- Nordic Solar is constructing a 100 MW DC solar power plant in Lithuania, calling it the country’s largest to date
- It is scheduled to come online in H1/2024, equipped with the company’s own patented steel structure
- It will expand the company’s operational solar power portfolio to around 500 MW on completion, up from 390 MW at present
Denmark-headquartered solar energy company Nordic Solar says it is building Lithuania’s ‘largest’ solar park to date with 100 MW DC installed capacity. Located in Moletai, the project is also the company’s biggest solar park so far.

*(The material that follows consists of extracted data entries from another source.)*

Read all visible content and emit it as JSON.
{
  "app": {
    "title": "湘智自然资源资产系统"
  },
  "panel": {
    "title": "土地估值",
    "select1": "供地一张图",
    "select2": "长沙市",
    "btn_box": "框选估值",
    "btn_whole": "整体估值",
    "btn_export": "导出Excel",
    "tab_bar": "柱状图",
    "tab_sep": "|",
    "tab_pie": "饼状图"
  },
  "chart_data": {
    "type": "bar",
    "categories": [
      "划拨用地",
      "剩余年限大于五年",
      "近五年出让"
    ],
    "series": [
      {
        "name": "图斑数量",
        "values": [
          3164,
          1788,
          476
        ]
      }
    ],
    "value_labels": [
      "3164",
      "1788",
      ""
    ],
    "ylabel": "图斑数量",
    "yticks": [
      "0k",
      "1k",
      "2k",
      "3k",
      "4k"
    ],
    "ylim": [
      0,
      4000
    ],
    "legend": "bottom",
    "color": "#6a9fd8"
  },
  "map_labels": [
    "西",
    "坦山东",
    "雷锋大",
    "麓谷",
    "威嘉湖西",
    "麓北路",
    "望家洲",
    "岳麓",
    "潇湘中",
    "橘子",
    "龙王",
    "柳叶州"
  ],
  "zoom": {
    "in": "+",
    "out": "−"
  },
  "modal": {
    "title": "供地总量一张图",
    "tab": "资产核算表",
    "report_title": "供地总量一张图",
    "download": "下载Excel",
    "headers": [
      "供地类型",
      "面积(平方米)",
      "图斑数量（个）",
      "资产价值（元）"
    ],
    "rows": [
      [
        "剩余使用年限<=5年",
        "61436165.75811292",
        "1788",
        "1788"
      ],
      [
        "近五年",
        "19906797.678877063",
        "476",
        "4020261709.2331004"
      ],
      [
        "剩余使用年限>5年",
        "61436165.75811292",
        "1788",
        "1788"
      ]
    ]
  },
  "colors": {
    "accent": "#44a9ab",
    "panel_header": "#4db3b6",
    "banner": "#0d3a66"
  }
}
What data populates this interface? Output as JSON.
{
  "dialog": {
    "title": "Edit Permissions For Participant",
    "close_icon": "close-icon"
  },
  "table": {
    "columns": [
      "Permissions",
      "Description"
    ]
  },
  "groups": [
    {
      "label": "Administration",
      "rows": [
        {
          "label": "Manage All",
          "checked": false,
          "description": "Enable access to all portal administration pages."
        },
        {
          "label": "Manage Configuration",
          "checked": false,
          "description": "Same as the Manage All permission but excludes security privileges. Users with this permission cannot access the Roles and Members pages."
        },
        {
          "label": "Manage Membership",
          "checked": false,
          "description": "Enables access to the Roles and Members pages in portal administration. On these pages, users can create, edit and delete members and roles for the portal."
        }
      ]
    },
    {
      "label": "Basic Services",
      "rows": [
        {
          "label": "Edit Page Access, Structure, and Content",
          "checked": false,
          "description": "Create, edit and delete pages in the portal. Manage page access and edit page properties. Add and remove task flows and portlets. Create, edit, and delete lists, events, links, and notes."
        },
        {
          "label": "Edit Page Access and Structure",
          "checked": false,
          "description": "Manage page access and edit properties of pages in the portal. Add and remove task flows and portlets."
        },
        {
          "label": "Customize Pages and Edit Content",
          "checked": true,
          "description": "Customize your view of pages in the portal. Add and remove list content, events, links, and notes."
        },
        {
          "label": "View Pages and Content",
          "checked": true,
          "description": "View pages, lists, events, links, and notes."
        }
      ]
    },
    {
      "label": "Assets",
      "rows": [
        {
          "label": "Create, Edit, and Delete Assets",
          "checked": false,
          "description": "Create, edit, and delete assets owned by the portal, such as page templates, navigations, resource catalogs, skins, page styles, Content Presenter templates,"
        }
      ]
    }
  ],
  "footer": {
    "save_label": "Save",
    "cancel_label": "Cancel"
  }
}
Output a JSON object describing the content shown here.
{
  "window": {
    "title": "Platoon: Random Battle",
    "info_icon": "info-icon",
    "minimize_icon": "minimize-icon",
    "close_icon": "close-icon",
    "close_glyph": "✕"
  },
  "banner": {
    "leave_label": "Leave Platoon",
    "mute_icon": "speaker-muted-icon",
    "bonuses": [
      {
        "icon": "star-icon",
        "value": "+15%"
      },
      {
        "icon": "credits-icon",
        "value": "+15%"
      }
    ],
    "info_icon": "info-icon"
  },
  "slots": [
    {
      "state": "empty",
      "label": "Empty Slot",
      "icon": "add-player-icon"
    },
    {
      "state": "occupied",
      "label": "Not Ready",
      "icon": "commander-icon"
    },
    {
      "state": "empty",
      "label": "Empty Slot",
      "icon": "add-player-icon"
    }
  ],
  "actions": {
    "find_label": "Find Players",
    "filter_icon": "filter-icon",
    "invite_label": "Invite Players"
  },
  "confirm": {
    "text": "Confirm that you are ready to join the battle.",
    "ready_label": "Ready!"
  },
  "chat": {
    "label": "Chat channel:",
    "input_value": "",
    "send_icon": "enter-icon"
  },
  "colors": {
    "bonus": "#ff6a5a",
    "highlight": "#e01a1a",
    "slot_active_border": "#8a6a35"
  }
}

Earlier in August 2023, Nordic Solar’s compatriot European Energy announced a 65 MW AC solar plant in Lithuania’s Anyksciai, calling it the largest PV project in the country (see ‘Biggest’ Solar PV Farm Built To Date In Baltics).
Designed by Nordic Solar, the 100 MW Moletai project will use more than 150,000 solar panels mounted on Nordic Solar’s patented steel structure that it says increases energy production from the back of the solar panels as it ensures minimal shade.
On completion in H1/2024, the project will generate enough clean energy to power close to 28,000 European households. It will also add to the Danish company’s operational production capacity that currently stands at 390 MW. By 2025, it targets to grow operational PV capacity in its portfolio to around 2 GW and accumulate a pipeline of 4 GW, to be built after 2025.
“Lithuania is an important market for us to enter as it is an EU and Euro country, and we see beneficial synergy between the demand for more renewable energy, the focus on strengthening the local energy supply and our approach,” said Nordic Solar CEO Nikolaj Holtet Hoff.
“The project in Moletai is well suited to our ambitions of entering an earlier stage of the value chain where we can be more involved in both the design and construction of each solar park to a greater extent,” added Holtet Hoff.
Lithuania is a growing solar market in Europe as it aims to achieve 45% of renewable energy in its electricity mix by 2030, and scale it up to 100% by 2050. At the end of 2022, it had installed a total of 568 MW solar PV capacity, according to the International Renewable Energy Agency (IRENA). By 2030, according to the International Energy Agency (IEA), it aims to lower electricity imports by 30% by investing in local renewable energy generation.